My Wednesday blog post is designed to give me some more writing space. But in the last week, Syriza has lost the Greek election (about time) and the British Labour Party confirms it is more interested in satisfying the demands of the urban (London) middle classes and big business than keeping faith with its regional working class support base. That is a lot to consider. Tomorrow, I consider the Greek election. Today, I comment a little on the state of Brexit in the UK and the Labour Party surrender. And then I offer some great music (for those with similar tastes).
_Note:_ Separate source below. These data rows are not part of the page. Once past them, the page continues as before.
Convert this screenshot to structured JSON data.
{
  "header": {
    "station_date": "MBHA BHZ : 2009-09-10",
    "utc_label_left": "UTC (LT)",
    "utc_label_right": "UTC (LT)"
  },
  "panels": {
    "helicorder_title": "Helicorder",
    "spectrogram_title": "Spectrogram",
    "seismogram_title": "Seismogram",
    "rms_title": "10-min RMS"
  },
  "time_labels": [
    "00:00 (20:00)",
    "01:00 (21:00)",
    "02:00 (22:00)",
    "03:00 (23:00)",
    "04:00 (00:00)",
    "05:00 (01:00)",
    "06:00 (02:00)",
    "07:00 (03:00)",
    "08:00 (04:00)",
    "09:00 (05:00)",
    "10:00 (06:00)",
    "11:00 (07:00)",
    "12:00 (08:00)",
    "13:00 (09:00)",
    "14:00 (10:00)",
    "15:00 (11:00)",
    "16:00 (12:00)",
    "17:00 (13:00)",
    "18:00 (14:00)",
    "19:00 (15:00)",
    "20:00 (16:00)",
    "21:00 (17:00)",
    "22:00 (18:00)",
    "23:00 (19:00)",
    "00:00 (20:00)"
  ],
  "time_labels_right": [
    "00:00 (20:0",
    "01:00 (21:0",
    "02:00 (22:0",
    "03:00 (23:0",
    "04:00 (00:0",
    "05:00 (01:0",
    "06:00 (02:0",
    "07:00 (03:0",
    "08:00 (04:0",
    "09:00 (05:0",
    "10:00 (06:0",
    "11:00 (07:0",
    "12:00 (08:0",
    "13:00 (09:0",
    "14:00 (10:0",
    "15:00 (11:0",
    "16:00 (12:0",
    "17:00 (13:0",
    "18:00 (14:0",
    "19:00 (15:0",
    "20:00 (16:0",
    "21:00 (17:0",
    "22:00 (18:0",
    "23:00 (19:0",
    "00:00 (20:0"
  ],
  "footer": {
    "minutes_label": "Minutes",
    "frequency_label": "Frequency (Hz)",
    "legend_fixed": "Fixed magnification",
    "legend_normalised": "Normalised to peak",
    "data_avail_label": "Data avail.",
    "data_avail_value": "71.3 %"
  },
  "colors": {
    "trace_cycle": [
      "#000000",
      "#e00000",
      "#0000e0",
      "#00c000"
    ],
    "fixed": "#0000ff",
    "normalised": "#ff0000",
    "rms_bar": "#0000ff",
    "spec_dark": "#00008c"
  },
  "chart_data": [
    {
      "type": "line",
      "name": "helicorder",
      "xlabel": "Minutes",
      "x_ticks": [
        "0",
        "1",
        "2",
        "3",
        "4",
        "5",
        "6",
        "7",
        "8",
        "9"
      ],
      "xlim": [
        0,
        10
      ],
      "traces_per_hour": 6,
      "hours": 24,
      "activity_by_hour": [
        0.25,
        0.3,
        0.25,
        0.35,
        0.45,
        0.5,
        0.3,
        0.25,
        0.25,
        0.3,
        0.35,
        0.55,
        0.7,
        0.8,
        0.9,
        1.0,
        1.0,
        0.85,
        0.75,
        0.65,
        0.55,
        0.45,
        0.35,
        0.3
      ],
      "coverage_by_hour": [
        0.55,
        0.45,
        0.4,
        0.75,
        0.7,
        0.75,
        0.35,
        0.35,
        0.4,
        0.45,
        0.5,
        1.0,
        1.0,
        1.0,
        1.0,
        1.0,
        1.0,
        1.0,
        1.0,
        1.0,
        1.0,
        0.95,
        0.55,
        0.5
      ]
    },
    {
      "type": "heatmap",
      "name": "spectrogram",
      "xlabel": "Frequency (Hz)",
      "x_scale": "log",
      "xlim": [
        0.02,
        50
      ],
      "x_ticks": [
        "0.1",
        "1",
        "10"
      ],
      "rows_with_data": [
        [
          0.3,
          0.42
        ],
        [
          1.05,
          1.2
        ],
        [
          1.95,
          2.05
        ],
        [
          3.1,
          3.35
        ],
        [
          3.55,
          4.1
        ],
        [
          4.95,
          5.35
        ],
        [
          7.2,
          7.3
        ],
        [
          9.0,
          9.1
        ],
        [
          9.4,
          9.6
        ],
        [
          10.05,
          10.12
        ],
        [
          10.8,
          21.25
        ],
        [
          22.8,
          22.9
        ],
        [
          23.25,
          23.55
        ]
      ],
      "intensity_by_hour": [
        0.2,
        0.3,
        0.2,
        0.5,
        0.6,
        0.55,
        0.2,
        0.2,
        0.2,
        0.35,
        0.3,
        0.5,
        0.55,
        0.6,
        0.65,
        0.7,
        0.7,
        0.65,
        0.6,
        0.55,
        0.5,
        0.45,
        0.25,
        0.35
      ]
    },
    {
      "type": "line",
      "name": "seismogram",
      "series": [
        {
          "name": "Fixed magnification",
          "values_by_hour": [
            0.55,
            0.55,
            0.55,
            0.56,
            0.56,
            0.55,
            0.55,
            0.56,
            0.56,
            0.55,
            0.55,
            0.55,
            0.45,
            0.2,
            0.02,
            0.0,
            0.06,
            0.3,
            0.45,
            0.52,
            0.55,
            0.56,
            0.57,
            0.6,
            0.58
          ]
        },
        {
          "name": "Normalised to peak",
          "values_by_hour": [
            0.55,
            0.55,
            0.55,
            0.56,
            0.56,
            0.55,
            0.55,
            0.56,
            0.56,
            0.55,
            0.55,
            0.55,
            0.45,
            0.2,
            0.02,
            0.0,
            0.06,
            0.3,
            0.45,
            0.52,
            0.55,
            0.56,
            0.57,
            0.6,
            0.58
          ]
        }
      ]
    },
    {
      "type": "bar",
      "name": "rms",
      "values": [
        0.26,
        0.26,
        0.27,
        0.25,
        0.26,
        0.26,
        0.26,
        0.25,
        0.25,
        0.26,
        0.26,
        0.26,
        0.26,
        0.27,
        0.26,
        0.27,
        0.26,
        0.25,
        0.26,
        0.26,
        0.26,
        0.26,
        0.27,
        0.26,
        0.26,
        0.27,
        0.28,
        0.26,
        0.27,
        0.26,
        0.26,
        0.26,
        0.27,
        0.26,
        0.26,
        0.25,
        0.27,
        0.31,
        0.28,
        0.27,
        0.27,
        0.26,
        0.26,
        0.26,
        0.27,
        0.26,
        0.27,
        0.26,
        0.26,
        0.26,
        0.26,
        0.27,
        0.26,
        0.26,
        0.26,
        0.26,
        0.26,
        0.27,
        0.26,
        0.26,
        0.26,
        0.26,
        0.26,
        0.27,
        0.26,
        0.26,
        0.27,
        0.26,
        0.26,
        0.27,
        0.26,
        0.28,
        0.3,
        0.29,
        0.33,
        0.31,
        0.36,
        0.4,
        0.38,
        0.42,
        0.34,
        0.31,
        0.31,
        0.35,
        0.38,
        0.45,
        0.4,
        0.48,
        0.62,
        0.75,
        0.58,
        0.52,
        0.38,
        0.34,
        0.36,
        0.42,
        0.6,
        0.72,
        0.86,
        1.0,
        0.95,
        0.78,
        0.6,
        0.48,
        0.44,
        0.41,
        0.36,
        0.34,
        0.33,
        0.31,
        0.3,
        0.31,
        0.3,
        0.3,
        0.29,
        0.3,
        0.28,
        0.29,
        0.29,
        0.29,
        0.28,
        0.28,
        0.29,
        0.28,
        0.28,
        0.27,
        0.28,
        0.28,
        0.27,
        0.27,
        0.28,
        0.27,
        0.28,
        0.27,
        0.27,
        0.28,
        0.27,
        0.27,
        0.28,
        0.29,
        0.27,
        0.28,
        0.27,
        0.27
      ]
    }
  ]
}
I saw a Tweet overnight suggesting the so-called progressive British Remainers had been a little quiet in recent days following the comical display of anti-democratic, corporatism aka filling leadership positions in the EU and the Eurozone. Where are they? Why aren’t they out there in the media (social or otherwise) extolling the virtues of their much-loved European Union, where progressive policies are the norm and the peoples’ interests are held above the narrow corporate interests? The problem is that they cannot show up at present. The EU has managed to appoint a cabal of new leaders, many of whom are plagued by past scandals, allegations of nepotism, convictions for negligence in public office, and the Presidential nominee is under investigation in the Bundestag and has been acknowledged as a failure in her management of the German defense department. Come to think of it they seem perfect for the top jobs in the EU. And how was this motley lot selected? By denying even the limited sense of democracy that has been present in this process in the past. It is beyond a joke. But then this is the Europhile cosmo left’s vision for the future. One could not dream all this stuff up one they tried.